"Lying on a pink sofa, I watch events from around the world on the internet, with occasional pop-up ads for pornography. Outside, the neighbor’s free-range dogs bark wildly; they bite anyone they see. An ambulance rushes by, carrying someone who has been hit by a car."
Life seems to be shrouded in a layer of pink—blurry relationships, neither up nor down. Whether within the family or society, these ambiguous relationships lead people to turn a blind eye to conflicts and dissatisfaction. People grow accustomed to leaving things unsaid. In this collective tolerance, the individual can only compromise, and dissatisfaction is gradually compressed to the point of insignificance, deemed unworthy of mention. This silent endurance shapes the outward harmony.
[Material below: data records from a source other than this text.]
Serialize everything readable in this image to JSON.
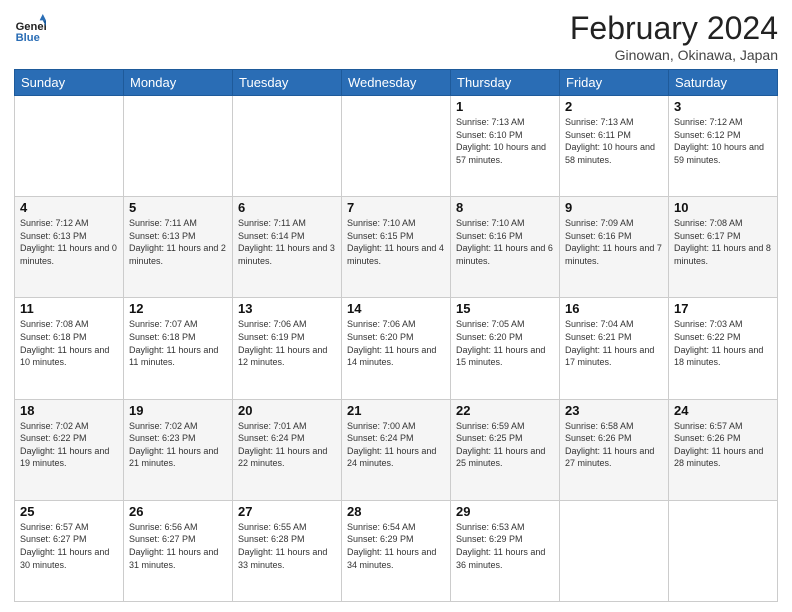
{
  "logo": {
    "line1": "General",
    "line2": "Blue"
  },
  "header": {
    "month": "February 2024",
    "location": "Ginowan, Okinawa, Japan"
  },
  "days_of_week": [
    "Sunday",
    "Monday",
    "Tuesday",
    "Wednesday",
    "Thursday",
    "Friday",
    "Saturday"
  ],
  "weeks": [
    [
      {
        "day": "",
        "info": ""
      },
      {
        "day": "",
        "info": ""
      },
      {
        "day": "",
        "info": ""
      },
      {
        "day": "",
        "info": ""
      },
      {
        "day": "1",
        "info": "Sunrise: 7:13 AM\nSunset: 6:10 PM\nDaylight: 10 hours and 57 minutes."
      },
      {
        "day": "2",
        "info": "Sunrise: 7:13 AM\nSunset: 6:11 PM\nDaylight: 10 hours and 58 minutes."
      },
      {
        "day": "3",
        "info": "Sunrise: 7:12 AM\nSunset: 6:12 PM\nDaylight: 10 hours and 59 minutes."
      }
    ],
    [
      {
        "day": "4",
        "info": "Sunrise: 7:12 AM\nSunset: 6:13 PM\nDaylight: 11 hours and 0 minutes."
      },
      {
        "day": "5",
        "info": "Sunrise: 7:11 AM\nSunset: 6:13 PM\nDaylight: 11 hours and 2 minutes."
      },
      {
        "day": "6",
        "info": "Sunrise: 7:11 AM\nSunset: 6:14 PM\nDaylight: 11 hours and 3 minutes."
      },
      {
        "day": "7",
        "info": "Sunrise: 7:10 AM\nSunset: 6:15 PM\nDaylight: 11 hours and 4 minutes."
      },
      {
        "day": "8",
        "info": "Sunrise: 7:10 AM\nSunset: 6:16 PM\nDaylight: 11 hours and 6 minutes."
      },
      {
        "day": "9",
        "info": "Sunrise: 7:09 AM\nSunset: 6:16 PM\nDaylight: 11 hours and 7 minutes."
      },
      {
        "day": "10",
        "info": "Sunrise: 7:08 AM\nSunset: 6:17 PM\nDaylight: 11 hours and 8 minutes."
      }
    ],
    [
      {
        "day": "11",
        "info": "Sunrise: 7:08 AM\nSunset: 6:18 PM\nDaylight: 11 hours and 10 minutes."
      },
      {
        "day": "12",
        "info": "Sunrise: 7:07 AM\nSunset: 6:18 PM\nDaylight: 11 hours and 11 minutes."
      },
      {
        "day": "13",
        "info": "Sunrise: 7:06 AM\nSunset: 6:19 PM\nDaylight: 11 hours and 12 minutes."
      },
      {
        "day": "14",
        "info": "Sunrise: 7:06 AM\nSunset: 6:20 PM\nDaylight: 11 hours and 14 minutes."
      },
      {
        "day": "15",
        "info": "Sunrise: 7:05 AM\nSunset: 6:20 PM\nDaylight: 11 hours and 15 minutes."
      },
      {
        "day": "16",
        "info": "Sunrise: 7:04 AM\nSunset: 6:21 PM\nDaylight: 11 hours and 17 minutes."
      },
      {
        "day": "17",
        "info": "Sunrise: 7:03 AM\nSunset: 6:22 PM\nDaylight: 11 hours and 18 minutes."
      }
    ],
    [
      {
        "day": "18",
        "info": "Sunrise: 7:02 AM\nSunset: 6:22 PM\nDaylight: 11 hours and 19 minutes."
      },
      {
        "day": "19",
        "info": "Sunrise: 7:02 AM\nSunset: 6:23 PM\nDaylight: 11 hours and 21 minutes."
      },
      {
        "day": "20",
        "info": "Sunrise: 7:01 AM\nSunset: 6:24 PM\nDaylight: 11 hours and 22 minutes."
      },
      {
        "day": "21",
        "info": "Sunrise: 7:00 AM\nSunset: 6:24 PM\nDaylight: 11 hours and 24 minutes."
      },
      {
        "day": "22",
        "info": "Sunrise: 6:59 AM\nSunset: 6:25 PM\nDaylight: 11 hours and 25 minutes."
      },
      {
        "day": "23",
        "info": "Sunrise: 6:58 AM\nSunset: 6:26 PM\nDaylight: 11 hours and 27 minutes."
      },
      {
        "day": "24",
        "info": "Sunrise: 6:57 AM\nSunset: 6:26 PM\nDaylight: 11 hours and 28 minutes."
      }
    ],
    [
      {
        "day": "25",
        "info": "Sunrise: 6:57 AM\nSunset: 6:27 PM\nDaylight: 11 hours and 30 minutes."
      },
      {
        "day": "26",
        "info": "Sunrise: 6:56 AM\nSunset: 6:27 PM\nDaylight: 11 hours and 31 minutes."
      },
      {
        "day": "27",
        "info": "Sunrise: 6:55 AM\nSunset: 6:28 PM\nDaylight: 11 hours and 33 minutes."
      },
      {
        "day": "28",
        "info": "Sunrise: 6:54 AM\nSunset: 6:29 PM\nDaylight: 11 hours and 34 minutes."
      },
      {
        "day": "29",
        "info": "Sunrise: 6:53 AM\nSunset: 6:29 PM\nDaylight: 11 hours and 36 minutes."
      },
      {
        "day": "",
        "info": ""
      },
      {
        "day": "",
        "info": ""
      }
    ]
  ]
}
The exhibition title "Insignificant" refers to the smallness of the individual, the unspoken restlessness within the framework of the group.
Violence manifests in the details of everyday life: special services in certain barber shops, biker gangs using loud sounds to assert their presence, trash scattered in the bushes under coconut trees, packs of free-range dogs, infidelity in relationships, costly favors that cannot be refused, random pornography, and accident videos on social media. This ambiguous violence is both part of daily life and an event in itself—it depends on how one observes it. Just as people take pleasure in watching tragedies, there is a temptation to treat everyday violence as spectacle, something that satisfies a voyeuristic desire and stimulates the senses, leaving one in a state of uneasy suspension, neither sitting nor standing comfortably. Violent events are intertwined with life, much like smoking—an ordinary yet significant act.
Cigarettes serve as a "second mouth," a silent release of dissatisfaction and restlessness into the air. It is both a detached observation and a form of participation. These restless, suppressed feelings dissipate with the smoke, gradually enveloping everything around them, turning people, objects, and events into a faint unity. The intertwining of individual emotions and social tension is both vague and specific, both separate and interconnected. This emotional transmission reflects the silent violence embedded within society.